Dożywotnio zabrać prawo jazdy, burak z Warszawy jeździ po Gdańsku , wbija się centralnie przed maskę oraz omija korki jadąc po chodniku gdzie ludzie z dziećmi chodzą . Czyste Buractwo !
27.12.2016, 10:35, skrzyżowanie Okopowej i Solidarności w Warszawie (Kercelak). Ulicą Okopową w kierunku południowym jedzie karetka, z daleka widoczna i słyszalna z ulicy Solidarności, z kierunku wschodniego. Gdy zapala się zielone światło dla ulicy Solidarności, dwa auta z lewego i środkowego pasa wjeżdżają na skrzyżowanie i dopiero w jego połowie zatrzymują się, by przepuścić karetkę, co szczęśliwie zmusza jej kierowcę do zwolnienia i oceny sytuacji, gdyż prawym pasem z dużą prędkością nadciąga pojazd z powyższymi tablicami rejestracyjnymi, zupełnie nie przejmując się karetką, która teraz musi się już gwałtownie zatrzymać. Pojazdy mijają się o włos.
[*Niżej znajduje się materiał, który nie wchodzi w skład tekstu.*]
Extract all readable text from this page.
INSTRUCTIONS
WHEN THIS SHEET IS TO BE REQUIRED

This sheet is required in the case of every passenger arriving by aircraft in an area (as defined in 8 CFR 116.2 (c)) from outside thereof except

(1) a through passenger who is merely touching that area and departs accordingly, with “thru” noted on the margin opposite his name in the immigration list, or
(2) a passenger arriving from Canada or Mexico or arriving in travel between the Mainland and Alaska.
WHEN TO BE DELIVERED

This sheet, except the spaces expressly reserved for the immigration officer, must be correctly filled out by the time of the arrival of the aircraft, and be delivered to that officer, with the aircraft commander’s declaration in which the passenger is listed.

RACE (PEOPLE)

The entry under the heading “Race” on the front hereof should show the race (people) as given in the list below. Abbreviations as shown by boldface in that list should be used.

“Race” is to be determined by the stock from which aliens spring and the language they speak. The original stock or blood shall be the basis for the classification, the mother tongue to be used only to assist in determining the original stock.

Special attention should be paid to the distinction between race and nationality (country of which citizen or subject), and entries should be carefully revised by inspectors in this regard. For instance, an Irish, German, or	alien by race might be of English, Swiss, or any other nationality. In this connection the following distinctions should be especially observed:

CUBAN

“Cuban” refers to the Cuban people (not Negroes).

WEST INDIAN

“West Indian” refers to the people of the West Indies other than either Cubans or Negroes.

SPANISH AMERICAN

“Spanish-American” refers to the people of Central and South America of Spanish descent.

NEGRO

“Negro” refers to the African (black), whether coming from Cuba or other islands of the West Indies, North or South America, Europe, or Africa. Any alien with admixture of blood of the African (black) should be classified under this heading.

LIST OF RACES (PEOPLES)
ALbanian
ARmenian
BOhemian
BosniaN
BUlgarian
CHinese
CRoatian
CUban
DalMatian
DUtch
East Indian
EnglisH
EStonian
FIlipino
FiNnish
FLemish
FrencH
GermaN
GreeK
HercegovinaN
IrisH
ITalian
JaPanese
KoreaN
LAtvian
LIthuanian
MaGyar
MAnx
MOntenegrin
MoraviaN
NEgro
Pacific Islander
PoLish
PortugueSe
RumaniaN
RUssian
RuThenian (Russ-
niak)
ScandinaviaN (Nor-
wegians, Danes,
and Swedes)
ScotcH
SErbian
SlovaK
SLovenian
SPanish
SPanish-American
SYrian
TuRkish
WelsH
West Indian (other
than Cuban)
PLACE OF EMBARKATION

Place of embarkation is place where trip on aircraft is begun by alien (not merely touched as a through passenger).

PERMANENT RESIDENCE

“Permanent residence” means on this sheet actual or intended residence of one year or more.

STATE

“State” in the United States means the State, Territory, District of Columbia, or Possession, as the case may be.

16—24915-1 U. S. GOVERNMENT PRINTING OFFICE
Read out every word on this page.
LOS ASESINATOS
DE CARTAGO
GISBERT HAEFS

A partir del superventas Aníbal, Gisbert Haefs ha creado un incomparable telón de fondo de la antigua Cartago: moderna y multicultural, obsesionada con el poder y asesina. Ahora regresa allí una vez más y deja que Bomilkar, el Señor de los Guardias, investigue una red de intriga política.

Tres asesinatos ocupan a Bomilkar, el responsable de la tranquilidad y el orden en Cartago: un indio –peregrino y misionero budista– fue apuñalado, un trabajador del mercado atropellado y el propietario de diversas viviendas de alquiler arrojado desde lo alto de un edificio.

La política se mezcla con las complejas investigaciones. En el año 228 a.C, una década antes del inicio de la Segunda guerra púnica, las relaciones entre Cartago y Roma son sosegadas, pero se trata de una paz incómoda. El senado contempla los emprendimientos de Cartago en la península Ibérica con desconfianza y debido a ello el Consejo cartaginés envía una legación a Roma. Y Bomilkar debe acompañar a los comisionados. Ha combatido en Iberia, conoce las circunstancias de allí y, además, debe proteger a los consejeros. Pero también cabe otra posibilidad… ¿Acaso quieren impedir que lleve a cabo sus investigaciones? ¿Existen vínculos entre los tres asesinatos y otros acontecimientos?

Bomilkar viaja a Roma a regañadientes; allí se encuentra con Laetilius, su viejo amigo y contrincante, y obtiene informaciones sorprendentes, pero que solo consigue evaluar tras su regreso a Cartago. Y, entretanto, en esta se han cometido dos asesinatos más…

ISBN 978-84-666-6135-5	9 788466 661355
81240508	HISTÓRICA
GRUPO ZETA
Gość ma chyba jakieś problemy emocjonalne, wyprzedza samochód, po czym hamuje, przyspiesza i znowu hamuje, wystawia środkowy palec i jedzie dalej. Szkoda gadać, może przykro mu jeździć żółciutkim passerati
cham i burak. człowiek cierpliwie czeka żeby zwolniło się miejsce a gdy się już doczeka to ten typ postanawia się wcisnąć z pozdrowieniem w moją stronę 'w dupie mam że czekałeś'. powstrzymałem się od naprostowania gościa chociaż z wielkim trudem...bo po co sobie brudzić ręce gamoniami...zresztą i tak było widać, że ma mordę obitą. aha i po 15 sekundach jednak postanowił odjechać...ciekawe czemu?